Erik Riss w minionym sezonie wywalczył w Krajowej Lidze Żużlowej 95 punktów i 2 bonusy, co uczynił w 50 wyścigach. Ten wynik w barwach Trans MF Landshut Devils dał mu średnią 1,940 i miejsce tuż poza czołową dziesiątką ligowych statystyk.
Niemiec wie, że potencjał drzemie w nim znacznie większy i stać go na wyniki - z dwójką z przodu i kilka oczek wyżej w klasyfikacji średniej biegowej.
- Moim celem jest konsekwentny rozwój - mówi Erik Riss w rozmowie z niemieckim portalem speedweek.com.
ZOBACZ WIDEO: Maciej Janowski: Nie spodziewałem się takiego piekła
Specjalista od wyścigów na długim torze, gdzie zostawał mistrzem świata wie, że stać go na więcej. I to nie tylko na krajowym "podwórku" oraz w polskich rozgrywkach ligowych.

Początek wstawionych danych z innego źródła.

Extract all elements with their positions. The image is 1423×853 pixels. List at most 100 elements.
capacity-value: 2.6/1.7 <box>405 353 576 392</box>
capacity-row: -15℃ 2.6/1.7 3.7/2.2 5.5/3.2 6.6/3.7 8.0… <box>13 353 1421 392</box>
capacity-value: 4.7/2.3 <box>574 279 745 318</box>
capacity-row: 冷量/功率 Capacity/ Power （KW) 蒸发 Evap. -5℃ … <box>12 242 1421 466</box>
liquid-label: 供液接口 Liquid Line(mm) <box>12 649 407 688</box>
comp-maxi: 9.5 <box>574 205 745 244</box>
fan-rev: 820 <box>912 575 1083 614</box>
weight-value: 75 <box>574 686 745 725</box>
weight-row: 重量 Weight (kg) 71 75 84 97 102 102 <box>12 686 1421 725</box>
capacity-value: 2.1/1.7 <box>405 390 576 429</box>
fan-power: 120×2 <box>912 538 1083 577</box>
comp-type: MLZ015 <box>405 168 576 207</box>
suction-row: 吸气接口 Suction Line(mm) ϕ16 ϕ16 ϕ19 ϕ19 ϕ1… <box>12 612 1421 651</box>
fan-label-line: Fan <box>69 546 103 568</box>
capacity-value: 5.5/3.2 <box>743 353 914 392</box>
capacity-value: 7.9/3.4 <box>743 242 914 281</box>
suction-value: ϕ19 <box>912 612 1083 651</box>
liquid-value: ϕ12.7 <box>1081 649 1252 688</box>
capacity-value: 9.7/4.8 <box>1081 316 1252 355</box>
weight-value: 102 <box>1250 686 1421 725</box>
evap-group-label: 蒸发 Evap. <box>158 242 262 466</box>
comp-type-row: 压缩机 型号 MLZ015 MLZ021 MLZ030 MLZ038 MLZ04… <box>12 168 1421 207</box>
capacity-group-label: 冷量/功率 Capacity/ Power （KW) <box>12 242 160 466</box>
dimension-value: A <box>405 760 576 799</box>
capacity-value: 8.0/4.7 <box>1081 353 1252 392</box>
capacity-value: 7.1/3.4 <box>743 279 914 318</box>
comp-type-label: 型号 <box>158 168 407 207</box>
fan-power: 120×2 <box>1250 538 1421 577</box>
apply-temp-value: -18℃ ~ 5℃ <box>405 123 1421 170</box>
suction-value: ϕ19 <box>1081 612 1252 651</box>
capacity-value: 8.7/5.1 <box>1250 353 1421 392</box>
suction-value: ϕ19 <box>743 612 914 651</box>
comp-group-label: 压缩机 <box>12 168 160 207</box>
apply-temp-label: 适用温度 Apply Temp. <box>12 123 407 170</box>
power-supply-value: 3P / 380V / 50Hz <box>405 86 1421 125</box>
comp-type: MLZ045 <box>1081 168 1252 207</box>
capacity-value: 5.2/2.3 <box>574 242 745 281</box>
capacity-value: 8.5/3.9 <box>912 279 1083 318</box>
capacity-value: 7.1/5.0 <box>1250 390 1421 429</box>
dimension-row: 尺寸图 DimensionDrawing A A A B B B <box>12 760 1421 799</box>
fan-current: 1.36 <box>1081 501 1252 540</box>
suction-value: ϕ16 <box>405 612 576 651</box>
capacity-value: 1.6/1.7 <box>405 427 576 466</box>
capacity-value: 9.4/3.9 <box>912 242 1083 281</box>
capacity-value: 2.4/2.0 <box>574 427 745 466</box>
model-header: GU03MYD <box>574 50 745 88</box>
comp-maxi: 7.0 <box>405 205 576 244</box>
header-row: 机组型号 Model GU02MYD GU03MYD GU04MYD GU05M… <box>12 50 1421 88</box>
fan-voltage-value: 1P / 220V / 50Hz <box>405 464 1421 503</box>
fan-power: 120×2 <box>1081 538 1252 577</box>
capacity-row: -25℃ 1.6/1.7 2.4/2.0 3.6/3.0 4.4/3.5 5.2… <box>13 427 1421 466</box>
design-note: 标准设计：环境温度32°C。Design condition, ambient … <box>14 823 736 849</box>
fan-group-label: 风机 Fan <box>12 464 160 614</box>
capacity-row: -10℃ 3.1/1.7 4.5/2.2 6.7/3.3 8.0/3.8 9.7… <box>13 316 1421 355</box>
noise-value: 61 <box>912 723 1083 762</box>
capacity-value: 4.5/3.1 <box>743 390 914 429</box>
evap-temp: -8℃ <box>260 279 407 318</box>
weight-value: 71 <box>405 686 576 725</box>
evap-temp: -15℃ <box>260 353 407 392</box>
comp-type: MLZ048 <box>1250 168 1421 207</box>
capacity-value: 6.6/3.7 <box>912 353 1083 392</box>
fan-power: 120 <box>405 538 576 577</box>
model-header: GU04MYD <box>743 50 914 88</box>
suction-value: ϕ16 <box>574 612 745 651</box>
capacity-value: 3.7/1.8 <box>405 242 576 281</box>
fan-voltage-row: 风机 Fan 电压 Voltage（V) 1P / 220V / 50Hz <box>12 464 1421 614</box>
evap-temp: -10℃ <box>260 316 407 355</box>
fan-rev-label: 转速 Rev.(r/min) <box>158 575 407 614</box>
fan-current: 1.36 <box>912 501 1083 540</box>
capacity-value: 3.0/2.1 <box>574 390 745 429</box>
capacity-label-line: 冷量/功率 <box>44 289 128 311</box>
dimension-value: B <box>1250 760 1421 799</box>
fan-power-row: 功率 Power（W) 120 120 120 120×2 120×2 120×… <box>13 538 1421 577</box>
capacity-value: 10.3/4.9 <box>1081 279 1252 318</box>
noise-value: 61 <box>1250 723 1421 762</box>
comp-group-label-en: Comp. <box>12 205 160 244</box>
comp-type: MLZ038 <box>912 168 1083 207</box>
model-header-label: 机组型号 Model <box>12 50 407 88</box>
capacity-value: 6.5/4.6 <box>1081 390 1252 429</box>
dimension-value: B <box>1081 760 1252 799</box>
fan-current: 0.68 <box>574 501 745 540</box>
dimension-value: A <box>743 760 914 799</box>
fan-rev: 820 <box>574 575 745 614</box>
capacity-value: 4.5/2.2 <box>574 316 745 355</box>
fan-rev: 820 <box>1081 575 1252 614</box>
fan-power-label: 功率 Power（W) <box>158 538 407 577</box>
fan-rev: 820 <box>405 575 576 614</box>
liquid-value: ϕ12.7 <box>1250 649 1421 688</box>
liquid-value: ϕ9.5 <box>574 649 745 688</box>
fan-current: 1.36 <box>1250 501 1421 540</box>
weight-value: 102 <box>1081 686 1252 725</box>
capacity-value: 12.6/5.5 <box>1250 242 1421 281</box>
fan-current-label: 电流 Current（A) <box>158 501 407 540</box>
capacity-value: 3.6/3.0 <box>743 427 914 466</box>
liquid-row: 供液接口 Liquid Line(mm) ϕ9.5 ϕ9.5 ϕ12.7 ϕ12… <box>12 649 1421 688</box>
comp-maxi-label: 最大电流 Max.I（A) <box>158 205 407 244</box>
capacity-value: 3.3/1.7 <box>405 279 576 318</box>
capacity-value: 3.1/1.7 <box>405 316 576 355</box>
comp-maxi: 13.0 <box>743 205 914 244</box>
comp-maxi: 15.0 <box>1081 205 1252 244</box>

Ambicje ma także w kwestii międzynarodowych wydarzeń. Stąd też wczesny wyjazd na tor, bo już w lutym kręcił pierwsze kółka w Herxhiem.
- Zawsze chce się zrobić kolejny krok naprzód. W polskiej lidze byłem jedenasty w klasyfikacji średnich biegowych i oczywiście chcę się poprawić. Poza tym stawiam sobie małe cele - osobne dla każdego kraju i każdej ligi. Gdy czuję się gotowy na kolejny etap, wyznaczam sobie nowe wyzwania. Jednym z moich celów jest ponowny awans do SEC Challenge i zakwalifikowanie się do całej serii - dodał 29-latek.